The Spring context configuration can get quite confusing, let us look at the annotations one after the other:

  • @Profile: This tells Spring that this configuration should only be used then the restTemplateTimeout profile is active. Further in this article, we will see how we enable this profile for a specific integration test. It is this annotation that prevents the configuration to be picked up by other unrelated integration tests. Note that our DelayedWebServerController is identically annotated.
  • @Configuration: Standard annotation to tell Spring that this is a context configuration class.
  • @EnableAutoConfiguration: Here we disable some of the Spring Boot “magic” that we do not need for our specific test
  • @ComponentScan: We speed up the Spring Boot application startup by only scanning one package instead of the whole project. Any Spring-annotated class that is outside of this package will not be picked up by Spring.

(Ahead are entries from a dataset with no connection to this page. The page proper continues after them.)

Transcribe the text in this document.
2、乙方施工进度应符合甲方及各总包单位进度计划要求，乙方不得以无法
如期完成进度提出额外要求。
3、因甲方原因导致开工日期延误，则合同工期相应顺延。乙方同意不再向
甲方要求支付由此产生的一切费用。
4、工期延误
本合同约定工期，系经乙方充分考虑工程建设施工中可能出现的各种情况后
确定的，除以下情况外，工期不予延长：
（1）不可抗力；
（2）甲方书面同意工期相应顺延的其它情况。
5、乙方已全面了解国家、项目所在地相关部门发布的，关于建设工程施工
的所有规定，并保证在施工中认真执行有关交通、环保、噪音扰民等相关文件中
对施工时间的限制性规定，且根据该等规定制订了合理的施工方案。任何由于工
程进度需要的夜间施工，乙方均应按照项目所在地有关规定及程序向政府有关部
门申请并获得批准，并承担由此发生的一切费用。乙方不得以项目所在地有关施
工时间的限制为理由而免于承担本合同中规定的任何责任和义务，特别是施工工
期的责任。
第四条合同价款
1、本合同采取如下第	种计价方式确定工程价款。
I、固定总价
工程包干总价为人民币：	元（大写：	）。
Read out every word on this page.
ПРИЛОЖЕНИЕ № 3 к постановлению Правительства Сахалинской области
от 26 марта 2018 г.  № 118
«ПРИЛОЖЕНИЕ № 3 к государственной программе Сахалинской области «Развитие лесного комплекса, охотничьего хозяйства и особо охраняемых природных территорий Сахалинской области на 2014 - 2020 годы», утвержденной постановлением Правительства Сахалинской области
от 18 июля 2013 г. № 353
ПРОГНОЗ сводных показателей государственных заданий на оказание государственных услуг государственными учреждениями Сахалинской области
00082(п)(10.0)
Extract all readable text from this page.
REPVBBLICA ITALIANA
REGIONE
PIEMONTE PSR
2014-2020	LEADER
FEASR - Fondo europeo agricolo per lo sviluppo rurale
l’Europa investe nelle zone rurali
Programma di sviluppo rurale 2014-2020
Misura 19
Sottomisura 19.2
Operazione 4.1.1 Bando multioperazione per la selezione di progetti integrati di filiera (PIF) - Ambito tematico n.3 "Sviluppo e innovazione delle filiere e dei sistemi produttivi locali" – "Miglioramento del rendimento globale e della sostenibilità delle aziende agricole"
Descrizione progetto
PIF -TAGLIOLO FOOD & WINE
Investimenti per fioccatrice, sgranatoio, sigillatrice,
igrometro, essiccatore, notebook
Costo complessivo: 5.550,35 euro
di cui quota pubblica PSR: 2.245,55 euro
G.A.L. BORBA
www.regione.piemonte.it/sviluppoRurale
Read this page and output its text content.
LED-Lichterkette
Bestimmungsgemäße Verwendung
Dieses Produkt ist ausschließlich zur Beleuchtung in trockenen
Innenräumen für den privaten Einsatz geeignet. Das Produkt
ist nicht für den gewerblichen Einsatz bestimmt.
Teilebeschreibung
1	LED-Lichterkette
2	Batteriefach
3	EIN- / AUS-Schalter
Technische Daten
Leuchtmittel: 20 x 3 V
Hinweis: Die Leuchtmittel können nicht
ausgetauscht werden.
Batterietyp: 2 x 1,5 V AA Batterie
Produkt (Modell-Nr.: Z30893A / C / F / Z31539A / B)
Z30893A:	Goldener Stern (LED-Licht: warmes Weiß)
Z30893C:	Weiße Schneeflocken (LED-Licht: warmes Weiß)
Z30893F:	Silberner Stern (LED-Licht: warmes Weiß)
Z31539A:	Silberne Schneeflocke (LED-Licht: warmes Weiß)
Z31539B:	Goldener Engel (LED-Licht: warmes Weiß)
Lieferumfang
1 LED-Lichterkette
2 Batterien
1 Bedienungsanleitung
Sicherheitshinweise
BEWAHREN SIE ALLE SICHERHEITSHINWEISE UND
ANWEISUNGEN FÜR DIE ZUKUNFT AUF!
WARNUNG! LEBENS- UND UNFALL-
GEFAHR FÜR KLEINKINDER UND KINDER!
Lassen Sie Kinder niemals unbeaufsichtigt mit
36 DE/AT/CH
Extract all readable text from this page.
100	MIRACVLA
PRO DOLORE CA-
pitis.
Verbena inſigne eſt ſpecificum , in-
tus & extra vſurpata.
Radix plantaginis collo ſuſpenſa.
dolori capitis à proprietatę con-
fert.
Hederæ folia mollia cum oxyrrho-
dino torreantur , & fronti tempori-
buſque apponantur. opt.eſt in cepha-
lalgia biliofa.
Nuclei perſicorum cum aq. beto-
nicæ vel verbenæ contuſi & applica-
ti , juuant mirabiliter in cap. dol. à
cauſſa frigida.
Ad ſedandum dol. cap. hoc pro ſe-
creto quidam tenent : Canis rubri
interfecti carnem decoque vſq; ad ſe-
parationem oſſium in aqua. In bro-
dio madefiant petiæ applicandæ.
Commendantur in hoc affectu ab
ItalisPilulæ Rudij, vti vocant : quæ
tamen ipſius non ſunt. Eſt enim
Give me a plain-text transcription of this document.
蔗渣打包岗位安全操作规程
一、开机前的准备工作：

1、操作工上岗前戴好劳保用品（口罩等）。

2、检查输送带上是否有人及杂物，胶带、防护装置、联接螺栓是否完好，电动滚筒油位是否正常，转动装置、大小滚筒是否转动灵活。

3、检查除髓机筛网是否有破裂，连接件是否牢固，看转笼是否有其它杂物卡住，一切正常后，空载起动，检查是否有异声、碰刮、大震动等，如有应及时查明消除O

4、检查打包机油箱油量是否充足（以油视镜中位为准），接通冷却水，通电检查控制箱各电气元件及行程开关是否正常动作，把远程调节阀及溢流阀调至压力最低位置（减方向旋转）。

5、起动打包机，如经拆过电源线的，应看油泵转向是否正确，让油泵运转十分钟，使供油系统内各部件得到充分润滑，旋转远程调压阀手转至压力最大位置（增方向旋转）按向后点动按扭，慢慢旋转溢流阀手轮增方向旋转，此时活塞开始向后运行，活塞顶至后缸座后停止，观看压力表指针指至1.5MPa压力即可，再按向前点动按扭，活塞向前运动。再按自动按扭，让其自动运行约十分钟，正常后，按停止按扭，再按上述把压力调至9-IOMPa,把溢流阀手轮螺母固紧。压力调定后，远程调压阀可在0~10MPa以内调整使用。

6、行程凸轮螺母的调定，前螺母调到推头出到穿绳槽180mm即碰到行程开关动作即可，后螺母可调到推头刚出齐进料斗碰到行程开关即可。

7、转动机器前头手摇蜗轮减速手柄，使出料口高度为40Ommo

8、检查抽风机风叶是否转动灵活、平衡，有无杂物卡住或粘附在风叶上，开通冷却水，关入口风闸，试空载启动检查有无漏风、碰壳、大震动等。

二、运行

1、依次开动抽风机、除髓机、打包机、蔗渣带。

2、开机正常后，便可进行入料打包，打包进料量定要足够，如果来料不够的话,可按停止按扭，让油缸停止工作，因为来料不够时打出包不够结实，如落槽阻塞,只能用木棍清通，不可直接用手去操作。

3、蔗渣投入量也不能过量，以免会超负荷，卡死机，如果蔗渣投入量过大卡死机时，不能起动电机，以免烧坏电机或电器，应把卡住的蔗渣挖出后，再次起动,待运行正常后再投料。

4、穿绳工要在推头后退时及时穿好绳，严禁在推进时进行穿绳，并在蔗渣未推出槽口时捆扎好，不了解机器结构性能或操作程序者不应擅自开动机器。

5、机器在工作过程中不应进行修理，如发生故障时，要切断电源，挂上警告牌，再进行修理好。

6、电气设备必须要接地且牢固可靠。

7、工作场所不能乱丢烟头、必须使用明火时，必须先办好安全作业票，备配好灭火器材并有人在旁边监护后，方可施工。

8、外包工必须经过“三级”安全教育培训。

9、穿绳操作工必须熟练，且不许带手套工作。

Here is how the integration test looks like:

@RunWith(SpringJUnit4ClassRunner.class)
@WebIntegrationTest("server.port:0")
@SpringApplicationConfiguration(classes = DelayedWebServerConfiguration.class)
@ActiveProfiles("restTemplateTimeout")
public class RestTemplateShould {

  @Rule
  public ExpectedException thrown = none();

  @Value("${local.server.port}")
  private int port;

  @Autowired
  private RestTemplate restTemplate;

  @Test
  public void throw_timeout_if_response_lasts_more_than_two_seconds() {
    thrown.expect(ResourceAccessException.class);
    thrown.expectCause(instanceOf(SocketTimeoutException.class));

    callEndpointWithDelay(3000);
  }

  @Test
  public void do_not_throw_timeout_if_response_lasts_less_than_two_seconds() {
    callEndpointWithDelay(10);
  }

  private void callEndpointWithDelay(long delayMs) {
    restTemplate.getForObject(
        "http://localhost:" + port + "/test/delayRestTemplate?waitTimeMs=" + delayMs, String.class);
  }
}

Of course, all those classes are stored in our test source folder (usually src/test/java) since they are not required for production.

Let us have a look again at the annotations:

  • @RunWith: The test will use the Spring Junit runner who will take care of creating the Spring context for us.
  • @WebIntegrationTest: Tells Spring that this is an integration test running a web application, otherwise by default Spring will not run an HTTP server in test mode. We also set the server.port to a value of 0 so that Spring Boot choose a random port for the HTTP server to listen to. This allows to have several tests running in parallel, or to have another version of the application running in the background.
  • @SpringApplicationConfiguration: We tell Spring where it will find the DelayedWebServerConfiguration class we created before.
  • @ActiveProfiles: Enables the restTemplateTimeout profile, otherwise the Controller and the Configuration will be filtered out.

We now have an integration test running with a limited set of dependencies instead of the whole application. What if we wanted to go further and add mocks into the game? This may be required when a dependency does not have a dev environment or that it is too complicated to call from a developer’s workstation. In that case, we can add those mocks to the Configuration class and they will be injected into the test’s Spring context.

Here is a Configuration example where we inject a custom CustomerService mocked by Mockito instead of the default one:

@Profile("validationTests")
@Configuration
@EnableAutoConfiguration(
    exclude = {DataSourceAutoConfiguration.class, HibernateJpaAutoConfiguration.class})
@ComponentScan(basePackages = {"my.application.controller",
    "my.application.actions"})
public class ValidationEndToEndConfiguration {
    @Bean
  public CustomerService customerService() {
    return Mockito.mock(CustomerService.class);
  }
}

With this approach, we can make our integration tests more resilient. For slow or unreliable dependencies, it is more efficient to have the developers run their integration tests against a mocked version. However, do not forget that in the end your application will have to integrate with the real system, not the mocked one. For this reason, it makes sense to have the continuous integration server run the tests against the real system at the very least every day.